Tendências/Debates: Discurso de Natal

Carlos Orsi

Tão inevitável quanto o próprio Natal são os excessos que o acompanham: de gastos, de comida, de bebida, de riso e de uma alegria que parece não ter outra fonte além da constatação de que, a despeito dos melhores esforços de nossos sábios e hábeis líderes, o país, a civilização e o mundo duraram mais um ano.

E, tão inevitável quanto os excessos, há o murmúrio que vem por baixo da música e do riso, a advertir-nos de que o Natal é uma festa desvirtuada: Papai Noel tomou o lugar do "aniversariante", o menino de Belém! E o interesse comercial engoliu a caridade. Deveríamos nos insurgir contra isso, queixa-se. O Natal deveria voltar a suas raízes cristãs.
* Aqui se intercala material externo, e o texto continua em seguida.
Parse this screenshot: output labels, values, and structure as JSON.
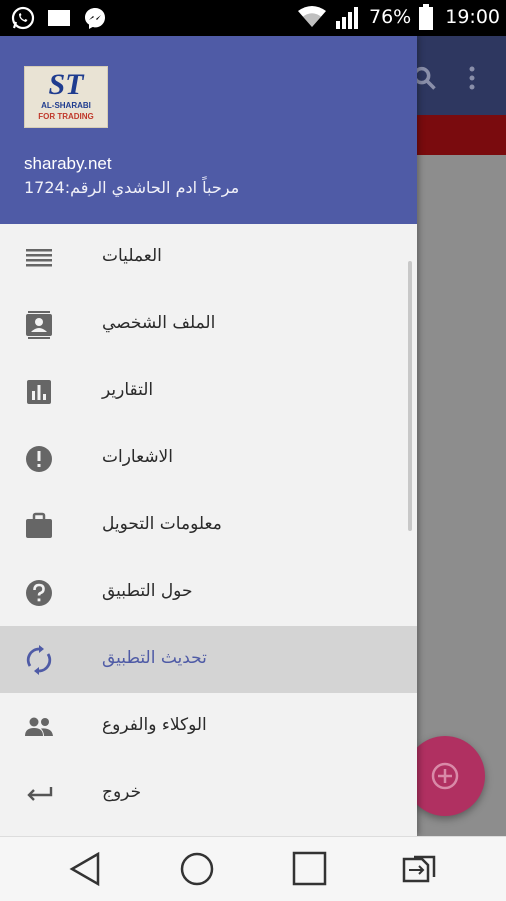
{
  "status_bar": {
    "left_icons": [
      "whatsapp-icon",
      "message-icon",
      "messenger-icon"
    ],
    "wifi": "wifi-icon",
    "signal": "signal-icon",
    "battery_percent": "76%",
    "time": "19:00"
  },
  "drawer": {
    "header": {
      "logo_mark": "ST",
      "logo_line1": "AL-SHARABI",
      "logo_line2": "FOR TRADING",
      "site": "sharaby.net",
      "welcome": "مرحباً ادم الحاشدي الرقم:1724"
    },
    "items": [
      {
        "label": "العمليات",
        "icon": "list-icon",
        "active": false
      },
      {
        "label": "الملف الشخصي",
        "icon": "contact-card-icon",
        "active": false
      },
      {
        "label": "التقارير",
        "icon": "bar-chart-icon",
        "active": false
      },
      {
        "label": "الاشعارات",
        "icon": "alert-icon",
        "active": false
      },
      {
        "label": "معلومات التحويل",
        "icon": "briefcase-icon",
        "active": false
      },
      {
        "label": "حول التطبيق",
        "icon": "help-icon",
        "active": false
      },
      {
        "label": "تحديث التطبيق",
        "icon": "sync-icon",
        "active": true
      },
      {
        "label": "الوكلاء والفروع",
        "icon": "people-icon",
        "active": false
      },
      {
        "label": "خروج",
        "icon": "exit-arrow-icon",
        "active": false
      }
    ]
  },
  "colors": {
    "header_bg": "#4f5ba6",
    "active_text": "#4f5ba6",
    "fab": "#b03061"
  },
  "nav_bar": [
    "back-icon",
    "home-icon",
    "recents-icon",
    "switch-sim-icon"
  ]
}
Muitas dessas exortações são, provavelmente, bem intencionadas e, até certo ponto, salutares. Sempre é bom ter a mão estendida para os desfavorecidos, principalmente num período de ostentação e fartura, quando as desigualdades ganham ainda mais relevo.
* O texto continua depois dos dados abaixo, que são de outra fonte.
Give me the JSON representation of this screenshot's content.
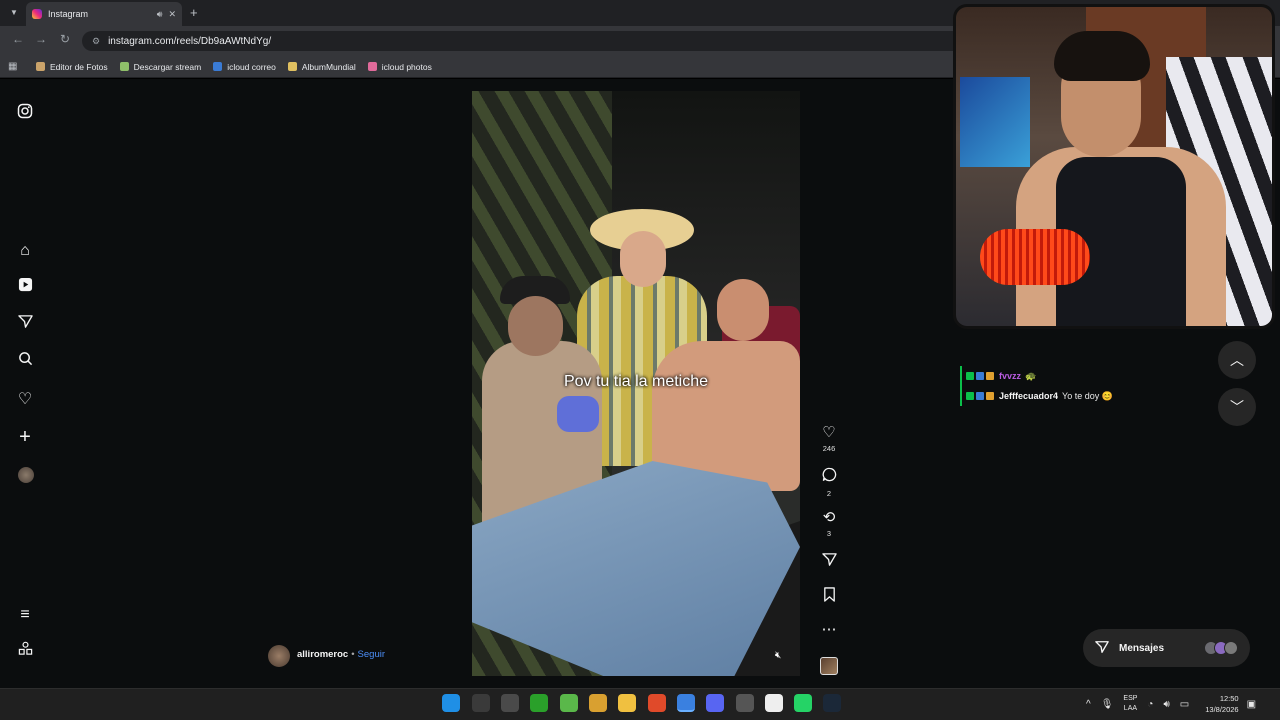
{
  "browser": {
    "tab_title": "Instagram",
    "url": "instagram.com/reels/Db9aAWtNdYg/",
    "bookmarks": [
      {
        "label": "Editor de Fotos",
        "color": "#caa36a"
      },
      {
        "label": "Descargar stream",
        "color": "#8fbf6a"
      },
      {
        "label": "icloud correo",
        "color": "#3a7bd5"
      },
      {
        "label": "AlbumMundial",
        "color": "#e0c060"
      },
      {
        "label": "icloud photos",
        "color": "#e06a9a"
      }
    ]
  },
  "sidebar": {
    "icons": [
      "instagram-icon",
      "home-icon",
      "reels-icon",
      "send-icon",
      "search-icon",
      "heart-icon",
      "plus-icon",
      "profile-avatar",
      "menu-icon",
      "apps-icon"
    ]
  },
  "reel": {
    "caption": "Pov tu tia la metiche",
    "username": "alliromeroc",
    "separator": "•",
    "follow_label": "Seguir",
    "likes": "246",
    "comments": "2",
    "reposts": "3"
  },
  "chat": {
    "lines": [
      {
        "user": "fvvzz",
        "message": "",
        "user_color": "#b85ce0",
        "trailing": "🐢"
      },
      {
        "user": "Jefffecuador4",
        "message": "Yo te doy 😊",
        "user_color": "#f5f5f5",
        "trailing": ""
      }
    ],
    "accent": "#0bbf4a"
  },
  "messages_button": {
    "label": "Mensajes"
  },
  "taskbar": {
    "language_top": "ESP",
    "language_bottom": "LAA",
    "time": "12:50",
    "date": "13/8/2026"
  }
}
Mas, ao falarem em "raízes cristãs", as vozes de alerta ignoram que a vinculação do 25 de dezembro à figura de Jesus de Nazaré é apenas uma dentre várias. Que a data já estava ligada a um período de festas muito antes da primeira celebração cristã de Natal registrada pelos romanos, no ano 334. Segundo o historiador húngaro Geza Vermes , "a chance de Jesus ter nascido em 25 de dezembro é de 1 em 365 (ou 366, em anos bissextos)".
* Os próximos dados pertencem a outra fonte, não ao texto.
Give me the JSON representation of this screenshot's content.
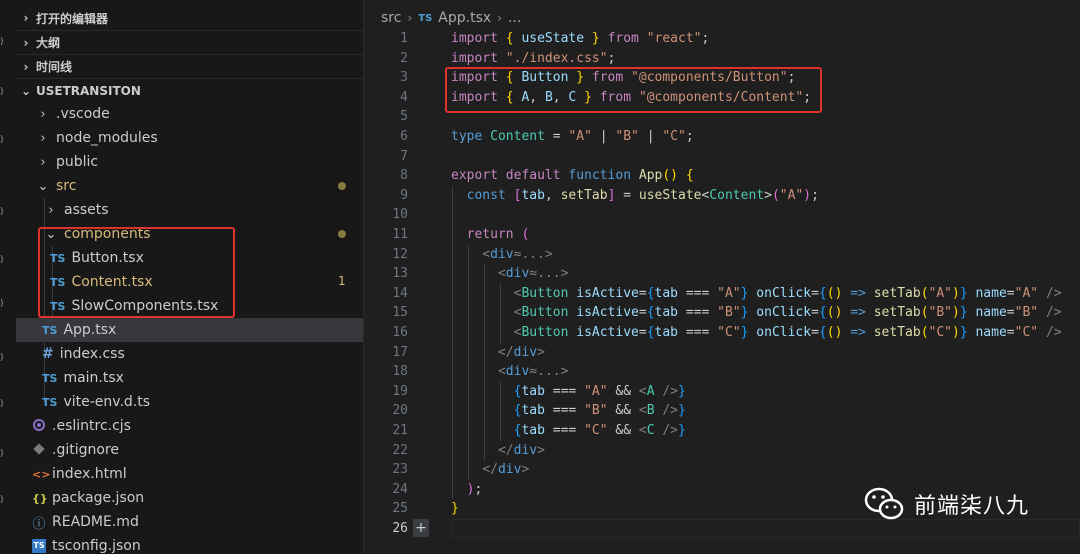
{
  "sidebar": {
    "sections": {
      "open_editors": "打开的编辑器",
      "outline": "大纲",
      "timeline": "时间线",
      "project": "USETRANSITON"
    },
    "tree": [
      {
        "label": ".vscode",
        "icon": "chevron-right-icon"
      },
      {
        "label": "node_modules",
        "icon": "chevron-right-icon"
      },
      {
        "label": "public",
        "icon": "chevron-right-icon"
      },
      {
        "label": "src",
        "icon": "chevron-down-icon",
        "status": "modified-dot"
      },
      {
        "label": "assets",
        "icon": "chevron-right-icon"
      },
      {
        "label": "components",
        "icon": "chevron-down-icon",
        "status": "modified-dot"
      },
      {
        "label": "Button.tsx",
        "icon": "ts-file-icon",
        "icon_text": "TS"
      },
      {
        "label": "Content.tsx",
        "icon": "ts-file-icon",
        "icon_text": "TS",
        "badge": "1"
      },
      {
        "label": "SlowComponents.tsx",
        "icon": "ts-file-icon",
        "icon_text": "TS"
      },
      {
        "label": "App.tsx",
        "icon": "ts-file-icon",
        "icon_text": "TS",
        "selected": true
      },
      {
        "label": "index.css",
        "icon": "css-hash-icon",
        "icon_text": "#"
      },
      {
        "label": "main.tsx",
        "icon": "ts-file-icon",
        "icon_text": "TS"
      },
      {
        "label": "vite-env.d.ts",
        "icon": "ts-file-icon",
        "icon_text": "TS"
      },
      {
        "label": ".eslintrc.cjs",
        "icon": "eslint-icon"
      },
      {
        "label": ".gitignore",
        "icon": "git-icon"
      },
      {
        "label": "index.html",
        "icon": "html-icon",
        "icon_text": "<>"
      },
      {
        "label": "package.json",
        "icon": "json-icon",
        "icon_text": "{}"
      },
      {
        "label": "README.md",
        "icon": "info-icon",
        "icon_text": "ⓘ"
      },
      {
        "label": "tsconfig.json",
        "icon": "tsconfig-icon",
        "icon_text": "TS"
      }
    ]
  },
  "breadcrumb": {
    "folder": "src",
    "file_icon": "TS",
    "file": "App.tsx",
    "more": "..."
  },
  "editor": {
    "line_numbers": [
      "1",
      "2",
      "3",
      "4",
      "5",
      "6",
      "7",
      "8",
      "9",
      "10",
      "11",
      "12",
      "13",
      "14",
      "15",
      "16",
      "17",
      "18",
      "19",
      "20",
      "21",
      "22",
      "23",
      "24",
      "25",
      "26"
    ],
    "active_line": "26",
    "add_button": "+"
  },
  "watermark": {
    "text": "前端柒八九"
  },
  "colors": {
    "highlight_box": "#e0312a",
    "keyword": "#c586c0",
    "string": "#ce9178",
    "variable": "#9cdcfe",
    "function": "#dcdcaa",
    "type": "#4ec9b0",
    "ts_icon": "#4d9ed8",
    "modified": "#d7ba7d"
  }
}
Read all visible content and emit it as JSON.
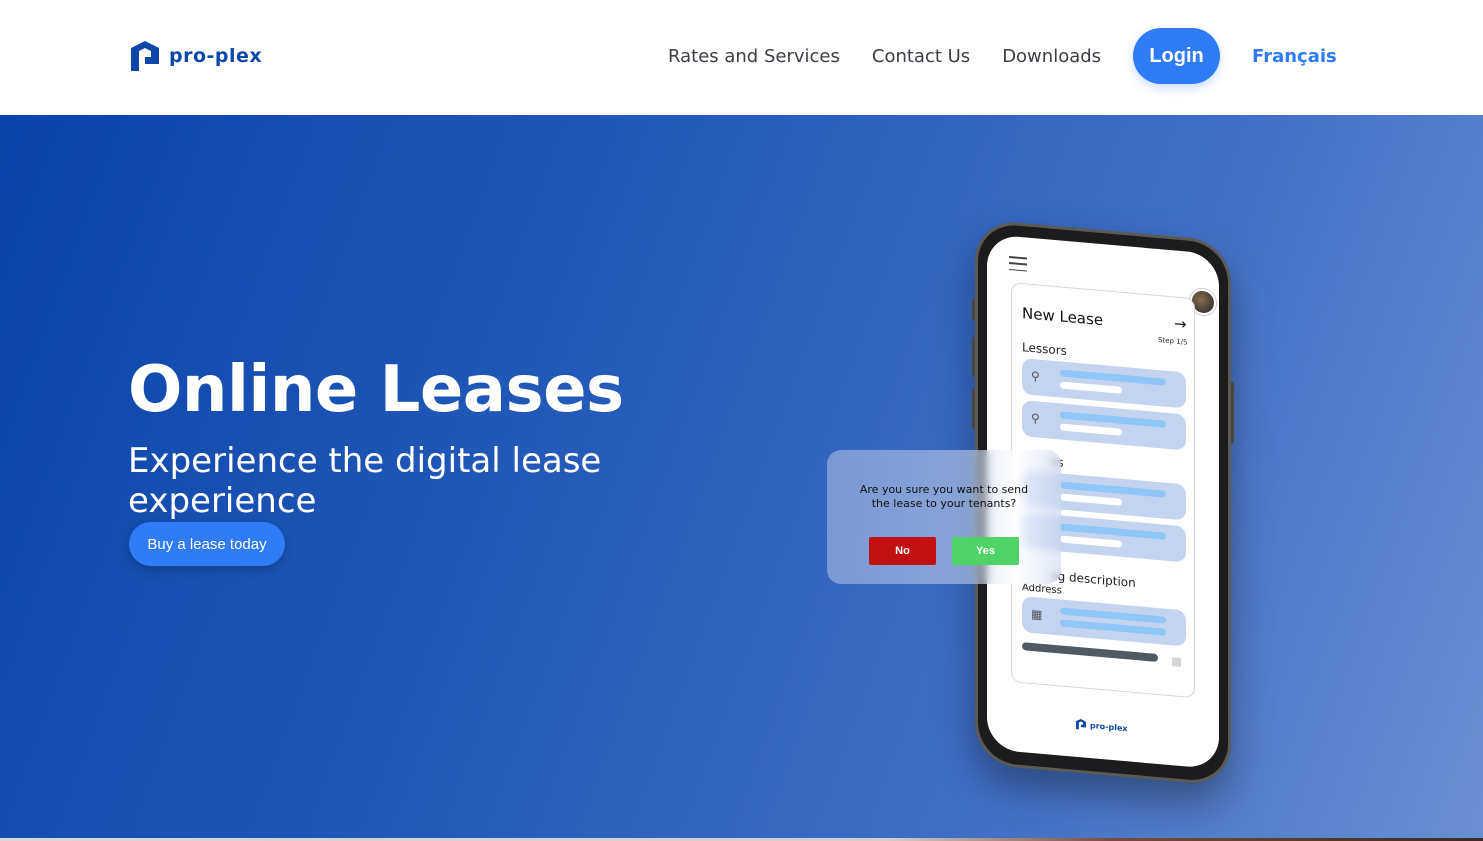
{
  "header": {
    "logo_text": "pro-plex",
    "nav": {
      "rates": "Rates and Services",
      "contact": "Contact Us",
      "downloads": "Downloads"
    },
    "login_label": "Login",
    "language_label": "Français"
  },
  "hero": {
    "title": "Online Leases",
    "subtitle": "Experience the digital lease experience",
    "cta_label": "Buy a lease today"
  },
  "phone": {
    "card_title": "New Lease",
    "step": "Step 1/5",
    "section_lessors": "Lessors",
    "section_lessees_partial": "es",
    "section_building_partial": "ng description",
    "address_label": "Address",
    "logo_text": "pro-plex"
  },
  "dialog": {
    "message": "Are you sure you want to send the lease to your tenants?",
    "no_label": "No",
    "yes_label": "Yes"
  },
  "colors": {
    "brand": "#0d47a8",
    "accent": "#2f7cf6",
    "no_button": "#c21010",
    "yes_button": "#4dd366"
  },
  "icons": [
    "logo-mark",
    "menu-icon",
    "arrow-right-icon",
    "user-icon",
    "building-icon"
  ]
}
Ninguém menos que o papa Bento 16 afirmou, em dezembro de 2009, que "a festa do Natal atingiu sua forma definitiva no século 4º, quando substituiu o festival romano de Sol Invictus, o sol invencível".

"Substituiu." A palavra indica que já havia uma festa, à qual o Natal cristão se sobrepôs. Como, então, falar em "raízes cristãs"? As verdadeiras raízes são muito mais profundas: mesmo a adoração romana do Sol Invictus (cuja festa, Dies Natalis Solis Invicti, já incluía até mesmo o nome "Natal") parece ter sido copiada de cultos orientais antigos.

Dos símbolos atuais do Natal, a guirlanda e a própria árvore enfeitada -cuja criação às vezes é atribuída a Lutero- remetem a mitologias que precedem o cristianismo.

O período em torno de 25 de dezembro era especial, para os povos antigos da zona temperada do hemisfério Norte, por incluir o solstício de inverno. A data marca não apenas a noite mais longa do ano como também a promessa de retorno à vida, que ressurge em meio à escuridão, ao gelo e à neve: após a maior das noites, os dias vão se tornando cada vez mais longos. O sol, aos poucos, vence as trevas.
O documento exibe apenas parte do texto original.